Storytelling helps explain the interconnections among people in situations and settings, teaching broad lessons that engage real human beings. Listening engages people; and empathy is an essential and fundamental component in the process.
Storytelling is the essential human activity. The harder the situation, the more essential it is. –Tim O”Brien, writer
Stories generate questions and questions expand the breadth and depth of stories, leading to lots of innovative thoughts and ideas. Storytelling becomes an important tool for feedback, which is the basis of the iterative process of prototyping that lead to solutions. Stories and prototypes are intertwined, explaining and repositioning experiences through a multitude of potential interpretations, which allow researchers to test new solutions before committing exclusively to a particular policy, program, or service.

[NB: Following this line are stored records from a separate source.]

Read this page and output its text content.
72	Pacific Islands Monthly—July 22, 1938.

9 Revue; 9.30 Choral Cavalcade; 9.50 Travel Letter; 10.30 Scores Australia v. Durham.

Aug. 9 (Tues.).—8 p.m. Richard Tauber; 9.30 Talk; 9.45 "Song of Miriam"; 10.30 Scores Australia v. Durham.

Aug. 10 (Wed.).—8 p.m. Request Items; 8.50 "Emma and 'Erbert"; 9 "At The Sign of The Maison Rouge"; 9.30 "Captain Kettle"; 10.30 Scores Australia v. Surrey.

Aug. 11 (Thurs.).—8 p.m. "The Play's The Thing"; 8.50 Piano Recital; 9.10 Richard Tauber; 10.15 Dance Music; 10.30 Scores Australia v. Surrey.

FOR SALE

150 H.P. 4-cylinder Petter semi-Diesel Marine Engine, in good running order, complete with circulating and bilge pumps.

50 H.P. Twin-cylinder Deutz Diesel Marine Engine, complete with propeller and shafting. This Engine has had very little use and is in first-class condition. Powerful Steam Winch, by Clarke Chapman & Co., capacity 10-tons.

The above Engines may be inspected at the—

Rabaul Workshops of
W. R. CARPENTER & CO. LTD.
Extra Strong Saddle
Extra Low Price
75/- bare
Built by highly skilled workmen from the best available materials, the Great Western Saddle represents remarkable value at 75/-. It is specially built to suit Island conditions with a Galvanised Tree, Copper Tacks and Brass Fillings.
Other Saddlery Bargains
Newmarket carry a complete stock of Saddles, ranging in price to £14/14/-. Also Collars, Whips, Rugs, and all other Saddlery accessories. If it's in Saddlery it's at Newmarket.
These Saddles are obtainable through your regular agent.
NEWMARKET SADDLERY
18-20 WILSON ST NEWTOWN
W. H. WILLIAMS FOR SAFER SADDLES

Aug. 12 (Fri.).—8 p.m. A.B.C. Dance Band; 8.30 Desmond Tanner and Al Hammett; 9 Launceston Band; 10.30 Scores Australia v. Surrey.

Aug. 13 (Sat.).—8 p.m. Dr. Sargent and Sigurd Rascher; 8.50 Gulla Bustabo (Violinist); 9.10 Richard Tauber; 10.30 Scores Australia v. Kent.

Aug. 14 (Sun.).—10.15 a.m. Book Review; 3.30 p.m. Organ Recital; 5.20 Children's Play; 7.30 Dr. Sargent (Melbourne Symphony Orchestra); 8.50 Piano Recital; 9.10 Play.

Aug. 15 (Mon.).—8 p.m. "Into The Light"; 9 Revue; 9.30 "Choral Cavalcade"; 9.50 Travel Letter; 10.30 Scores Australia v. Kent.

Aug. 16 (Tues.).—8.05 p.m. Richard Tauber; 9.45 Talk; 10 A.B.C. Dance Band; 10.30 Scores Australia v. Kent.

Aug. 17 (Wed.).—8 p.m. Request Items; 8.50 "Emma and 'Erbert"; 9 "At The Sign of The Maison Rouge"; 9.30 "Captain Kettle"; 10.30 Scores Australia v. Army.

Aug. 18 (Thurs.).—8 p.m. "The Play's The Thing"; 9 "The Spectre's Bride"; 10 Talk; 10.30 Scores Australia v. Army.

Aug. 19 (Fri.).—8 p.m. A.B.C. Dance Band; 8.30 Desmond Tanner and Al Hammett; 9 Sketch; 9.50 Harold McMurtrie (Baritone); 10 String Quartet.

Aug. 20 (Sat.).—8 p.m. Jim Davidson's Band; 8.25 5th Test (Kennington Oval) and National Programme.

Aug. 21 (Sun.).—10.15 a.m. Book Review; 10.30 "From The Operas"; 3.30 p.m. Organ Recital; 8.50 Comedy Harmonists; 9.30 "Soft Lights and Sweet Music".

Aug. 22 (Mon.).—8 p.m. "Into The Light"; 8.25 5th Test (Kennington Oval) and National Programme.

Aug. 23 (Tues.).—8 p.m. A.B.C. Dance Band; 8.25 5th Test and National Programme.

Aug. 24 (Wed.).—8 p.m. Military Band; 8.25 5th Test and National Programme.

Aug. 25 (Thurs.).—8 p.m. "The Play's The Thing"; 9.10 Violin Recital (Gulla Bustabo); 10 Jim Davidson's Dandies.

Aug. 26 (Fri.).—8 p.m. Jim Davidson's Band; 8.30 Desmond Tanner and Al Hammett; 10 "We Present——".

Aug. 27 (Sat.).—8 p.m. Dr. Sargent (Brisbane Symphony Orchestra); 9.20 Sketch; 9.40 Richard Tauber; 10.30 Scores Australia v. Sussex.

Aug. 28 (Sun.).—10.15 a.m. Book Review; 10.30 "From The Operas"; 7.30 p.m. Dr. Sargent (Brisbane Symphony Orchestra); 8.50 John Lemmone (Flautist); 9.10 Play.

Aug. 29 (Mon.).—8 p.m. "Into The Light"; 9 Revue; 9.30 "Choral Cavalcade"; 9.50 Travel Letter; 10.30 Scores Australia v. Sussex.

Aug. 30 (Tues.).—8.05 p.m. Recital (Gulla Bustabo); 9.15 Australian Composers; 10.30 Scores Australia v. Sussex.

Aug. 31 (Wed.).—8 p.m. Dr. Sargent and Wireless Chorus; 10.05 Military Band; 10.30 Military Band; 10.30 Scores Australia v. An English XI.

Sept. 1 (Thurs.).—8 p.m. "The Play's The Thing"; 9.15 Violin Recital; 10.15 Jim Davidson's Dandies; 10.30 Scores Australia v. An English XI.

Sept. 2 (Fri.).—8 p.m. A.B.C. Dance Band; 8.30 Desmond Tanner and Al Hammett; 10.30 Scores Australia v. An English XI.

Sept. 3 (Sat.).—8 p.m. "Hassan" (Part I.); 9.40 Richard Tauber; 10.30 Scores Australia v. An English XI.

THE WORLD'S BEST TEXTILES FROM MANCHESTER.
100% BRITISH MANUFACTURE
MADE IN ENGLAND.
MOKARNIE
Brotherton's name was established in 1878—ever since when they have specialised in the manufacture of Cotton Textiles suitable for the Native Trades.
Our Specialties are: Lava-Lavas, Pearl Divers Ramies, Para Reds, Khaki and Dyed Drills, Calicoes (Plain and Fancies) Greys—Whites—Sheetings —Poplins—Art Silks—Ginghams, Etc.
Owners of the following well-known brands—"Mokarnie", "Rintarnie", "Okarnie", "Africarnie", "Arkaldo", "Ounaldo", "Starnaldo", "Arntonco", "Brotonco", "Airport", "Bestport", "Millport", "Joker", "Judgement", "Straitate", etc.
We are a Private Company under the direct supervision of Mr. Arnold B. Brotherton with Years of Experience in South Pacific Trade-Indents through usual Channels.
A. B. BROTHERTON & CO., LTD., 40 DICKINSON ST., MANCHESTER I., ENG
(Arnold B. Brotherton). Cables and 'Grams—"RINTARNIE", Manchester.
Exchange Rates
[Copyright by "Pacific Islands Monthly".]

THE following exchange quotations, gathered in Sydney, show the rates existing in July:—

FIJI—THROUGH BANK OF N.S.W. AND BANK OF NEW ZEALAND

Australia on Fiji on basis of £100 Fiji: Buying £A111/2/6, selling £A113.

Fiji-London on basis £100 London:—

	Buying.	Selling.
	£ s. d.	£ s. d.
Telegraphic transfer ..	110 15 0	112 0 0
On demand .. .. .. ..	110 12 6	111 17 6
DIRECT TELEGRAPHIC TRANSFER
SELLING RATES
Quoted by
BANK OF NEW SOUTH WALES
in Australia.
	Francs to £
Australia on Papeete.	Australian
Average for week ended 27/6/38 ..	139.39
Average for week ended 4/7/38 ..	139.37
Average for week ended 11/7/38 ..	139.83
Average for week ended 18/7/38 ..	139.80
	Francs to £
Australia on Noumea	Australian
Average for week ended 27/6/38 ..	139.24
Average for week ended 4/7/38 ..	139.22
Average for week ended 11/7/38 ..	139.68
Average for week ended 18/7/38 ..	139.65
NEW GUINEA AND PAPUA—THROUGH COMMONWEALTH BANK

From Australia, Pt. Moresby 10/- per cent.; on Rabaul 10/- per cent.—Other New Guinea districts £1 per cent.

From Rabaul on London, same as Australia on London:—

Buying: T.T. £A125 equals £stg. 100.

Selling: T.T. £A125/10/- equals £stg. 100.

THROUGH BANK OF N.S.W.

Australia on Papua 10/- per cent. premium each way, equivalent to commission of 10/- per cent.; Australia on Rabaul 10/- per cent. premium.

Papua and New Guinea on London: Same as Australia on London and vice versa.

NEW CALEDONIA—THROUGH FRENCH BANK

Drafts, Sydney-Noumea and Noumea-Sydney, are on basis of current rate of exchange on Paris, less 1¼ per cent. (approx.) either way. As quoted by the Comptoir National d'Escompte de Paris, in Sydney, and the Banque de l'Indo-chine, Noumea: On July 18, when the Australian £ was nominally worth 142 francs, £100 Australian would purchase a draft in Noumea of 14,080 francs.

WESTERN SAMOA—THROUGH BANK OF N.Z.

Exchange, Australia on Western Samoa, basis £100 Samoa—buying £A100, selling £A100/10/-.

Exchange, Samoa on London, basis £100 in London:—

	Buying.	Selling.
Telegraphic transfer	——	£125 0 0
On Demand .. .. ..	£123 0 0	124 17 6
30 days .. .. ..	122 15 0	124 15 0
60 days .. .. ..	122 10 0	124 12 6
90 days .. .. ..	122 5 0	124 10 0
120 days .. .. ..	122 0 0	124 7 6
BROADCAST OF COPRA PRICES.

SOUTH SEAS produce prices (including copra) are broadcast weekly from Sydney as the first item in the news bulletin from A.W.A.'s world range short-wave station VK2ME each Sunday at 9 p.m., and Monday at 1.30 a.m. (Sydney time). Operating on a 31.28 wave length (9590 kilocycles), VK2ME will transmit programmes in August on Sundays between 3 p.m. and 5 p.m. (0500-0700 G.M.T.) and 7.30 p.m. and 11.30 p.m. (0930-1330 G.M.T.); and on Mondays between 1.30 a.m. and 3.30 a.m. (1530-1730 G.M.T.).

Stories take on a variety of forms: digital storytelling, visual storytelling, storyboards, scenario generation, storytelling through videos, skits or plays, animation, talk and image, text or image. These forms open up possibilities for many analytical approaches including, thematic, content, discourse (use of language), and structural. The trends and patterns derived from these analyses, in turn, form the bases of additional qualitative and quantitative data collection that value human needs as the authentic foundation of research-based challenges, opportunities and solutions.
I have already applied design thinking methodology to understand elements that lead to success in higher education among first generation and low-income students. Listening to and empathizing with their needs, I gained enormous insights into the types of support services and mentoring first gens feel will help them navigate the academic and social challenges they face from the time they complete high school throughout college. Anxiety and bewilderment are patterns of behavior I found among first generation low-income students when they share stories about their first encounter with campus culture. Many feel like outsiders, confused by the academy’s social and academic expectations.

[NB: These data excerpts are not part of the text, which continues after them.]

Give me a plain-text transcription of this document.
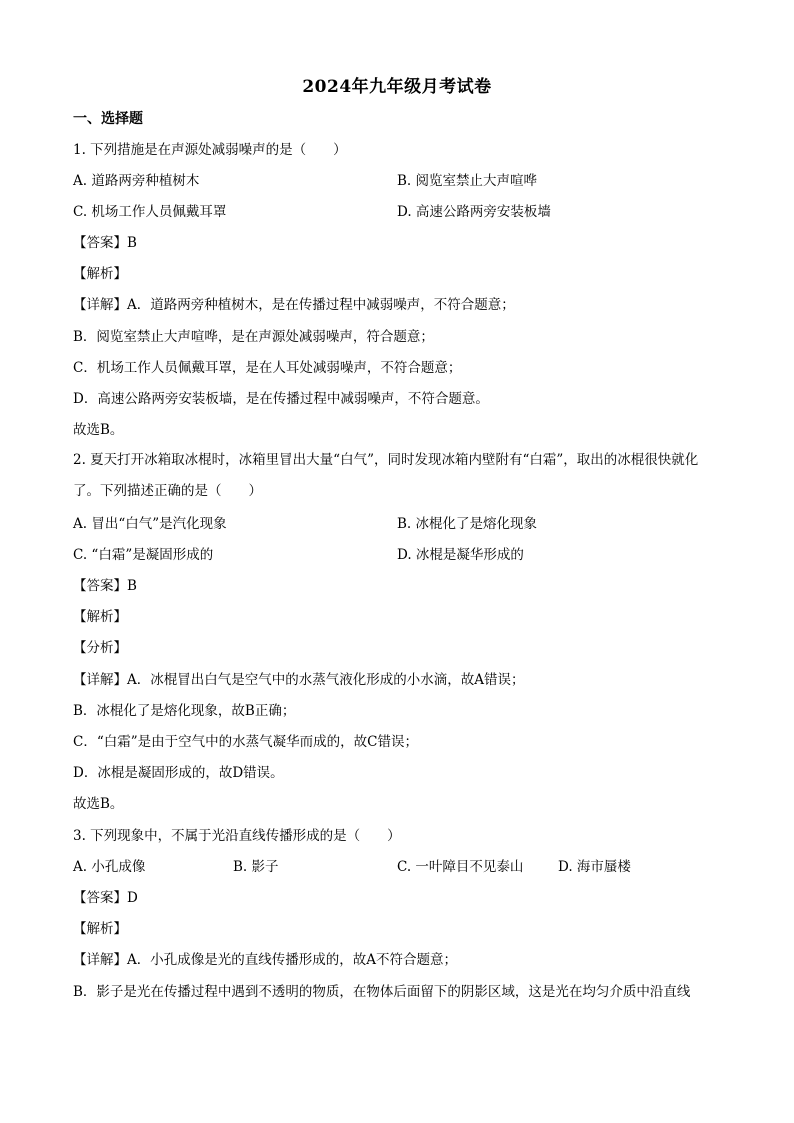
2024年九年级月考试卷
一、选择题
1. 下列措施是在声源处减弱噪声的是（　　）
A. 道路两旁种植树木	B. 阅览室禁止大声喧哗
C. 机场工作人员佩戴耳罩	D. 高速公路两旁安装板墙
【答案】B
【解析】
【详解】A．道路两旁种植树木，是在传播过程中减弱噪声，不符合题意；
B．阅览室禁止大声喧哗，是在声源处减弱噪声，符合题意；
C．机场工作人员佩戴耳罩，是在人耳处减弱噪声，不符合题意；
D．高速公路两旁安装板墙，是在传播过程中减弱噪声，不符合题意。
故选B。
2. 夏天打开冰箱取冰棍时，冰箱里冒出大量“白气”，同时发现冰箱内壁附有“白霜”，取出的冰棍很快就化了。下列描述正确的是（　　）
A. 冒出“白气”是汽化现象	B. 冰棍化了是熔化现象
C. “白霜”是凝固形成的	D. 冰棍是凝华形成的
【答案】B
【解析】
【分析】
【详解】A．冰棍冒出白气是空气中的水蒸气液化形成的小水滴，故A错误；
B．冰棍化了是熔化现象，故B正确；
C．“白霜”是由于空气中的水蒸气凝华而成的，故C错误；
D．冰棍是凝固形成的，故D错误。
故选B。
3. 下列现象中，不属于光沿直线传播形成的是（　　）
A. 小孔成像	B. 影子	C. 一叶障目不见泰山	D. 海市蜃楼
【答案】D
【解析】
【详解】A．小孔成像是光的直线传播形成的，故A不符合题意；
B．影子是光在传播过程中遇到不透明的物质，在物体后面留下的阴影区域，这是光在均匀介质中沿直线
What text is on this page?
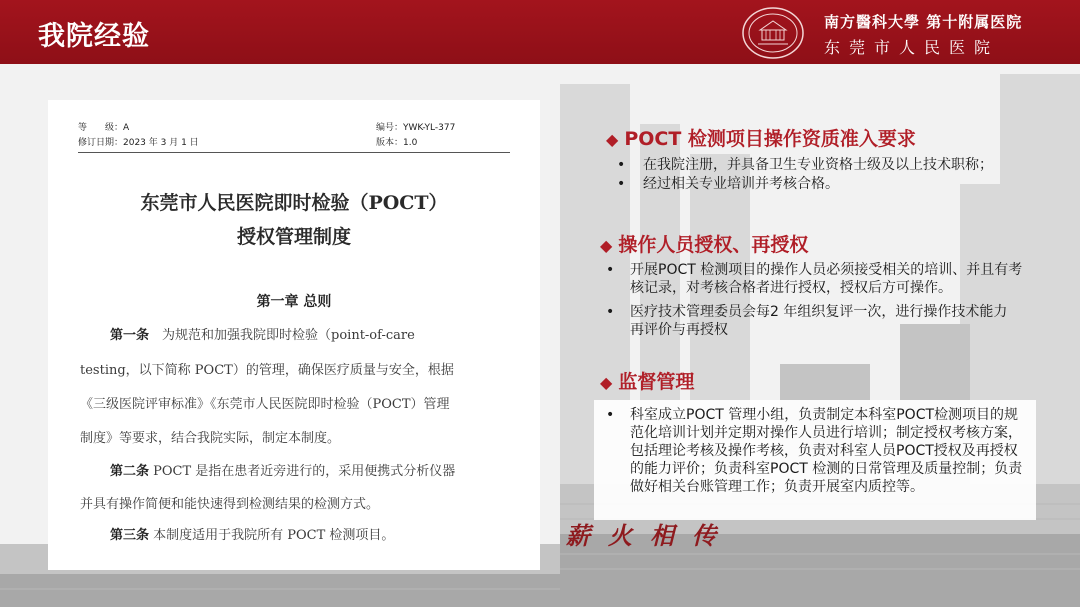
我院经验	南方醫科大學 第十附属医院
东莞市人民医院
等　　级：A
修订日期：2023 年 3 月 1 日
编号：YWK-YL-377
版本：1.0
东莞市人民医院即时检验（POCT）
授权管理制度
第一章 总则
第一条　为规范和加强我院即时检验（point-of-care
testing，以下简称 POCT）的管理，确保医疗质量与安全，根据
《三级医院评审标准》《东莞市人民医院即时检验（POCT）管理
制度》等要求，结合我院实际，制定本制度。
第二条 POCT 是指在患者近旁进行的，采用便携式分析仪器
并具有操作简便和能快速得到检测结果的检测方式。
第三条 本制度适用于我院所有 POCT 检测项目。
◆ POCT 检测项目操作资质准入要求
• 在我院注册，并具备卫生专业资格士级及以上技术职称；
• 经过相关专业培训并考核合格。
◆ 操作人员授权、再授权
• 开展POCT 检测项目的操作人员必须接受相关的培训、并且有考核记录，对考核合格者进行授权，授权后方可操作。
• 医疗技术管理委员会每2 年组织复评一次，进行操作技术能力再评价与再授权
◆ 监督管理
• 科室成立POCT 管理小组，负责制定本科室POCT检测项目的规范化培训计划并定期对操作人员进行培训；制定授权考核方案，包括理论考核及操作考核，负责对科室人员POCT授权及再授权的能力评价；负责科室POCT 检测的日常管理及质量控制；负责做好相关台账管理工作；负责开展室内质控等。
薪火相传
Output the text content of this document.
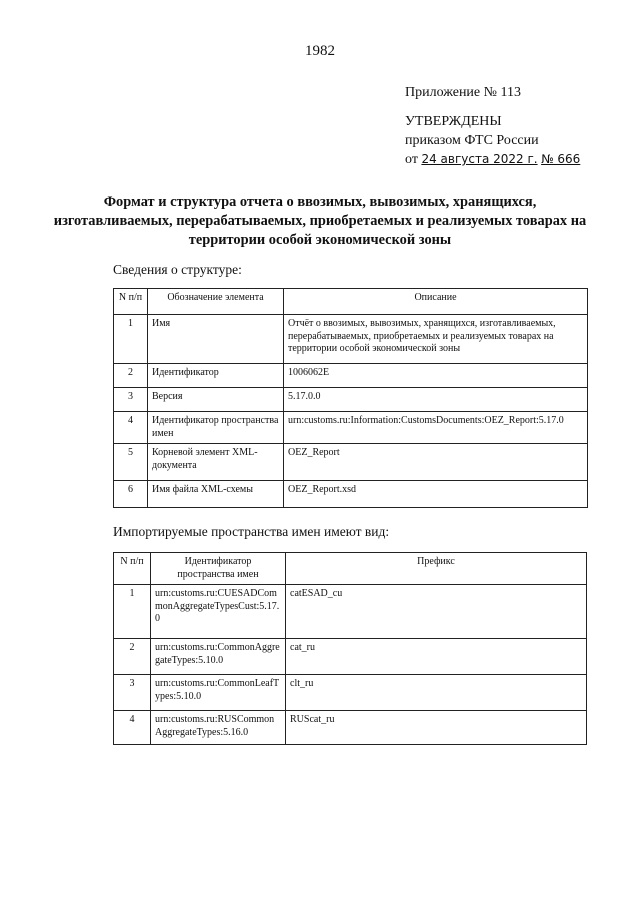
1982
Приложение № 113
УТВЕРЖДЕНЫ
приказом ФТС России
от 24 августа 2022 г. № 666
Формат и структура отчета о ввозимых, вывозимых, хранящихся, изготавливаемых, перерабатываемых, приобретаемых и реализуемых товарах на территории особой экономической зоны
Сведения о структуре:
N п/п	Обозначение элемента	Описание
1	Имя	Отчёт о ввозимых, вывозимых, хранящихся, изготавливаемых, перерабатываемых, приобретаемых и реализуемых товарах на территории особой экономической зоны
2	Идентификатор	1006062E
3	Версия	5.17.0.0
4	Идентификатор пространства имен	urn:customs.ru:Information:CustomsDocuments:OEZ_Report:5.17.0
5	Корневой элемент XML-документа	OEZ_Report
6	Имя файла XML-схемы	OEZ_Report.xsd
Импортируемые пространства имен имеют вид:
N п/п	Идентификатор пространства имен	Префикс
1	urn:customs.ru:CUESADCommonAggregateTypesCust:5.17.0	catESAD_cu
2	urn:customs.ru:CommonAggregateTypes:5.10.0	cat_ru
3	urn:customs.ru:CommonLeafTypes:5.10.0	clt_ru
4	urn:customs.ru:RUSCommonAggregateTypes:5.16.0	RUScat_ru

The social isolation, low self-confidence, and academic paralysis generated by these feelings seem to melt away among first generation/low-income students who study abroad. Why? What happens when they and their middle- and upper-middle class peers travel to countries and experience unfamiliar cultures and languages? Reports document changes in behavior among first generation/low-income students: an increase in confidence, self-efficacy, openness, perceptual acuity, resilience — general effectiveness in cross-cultural situations.
Are these trends anecdotal or are we really on to something? Does study abroad add value to the college experience of first generation/low-income students in ways that are fundamentally different from their middle- and upper-middle class peers? I will interview first generation/low-income students who have studied abroad and capture their stories. I believe that listening with empathy is the first step toward explaining these unexplained transformations.
I believe that studying abroad has enormous benefits for all students, however it seems that many first generation students have less opportunities to be exposed to cross-cultural experiences such as study abroad, and that therefore not only could it have a more penetrating impact, but they may value the experience to a larger degree than other students, and be more mindful and reflective on what they are experiencing. Using storytelling as a tool for reflection is also important, since mindfulness and conscientiousness of the meaning of an experience allows an individual to gain more insight from that experience.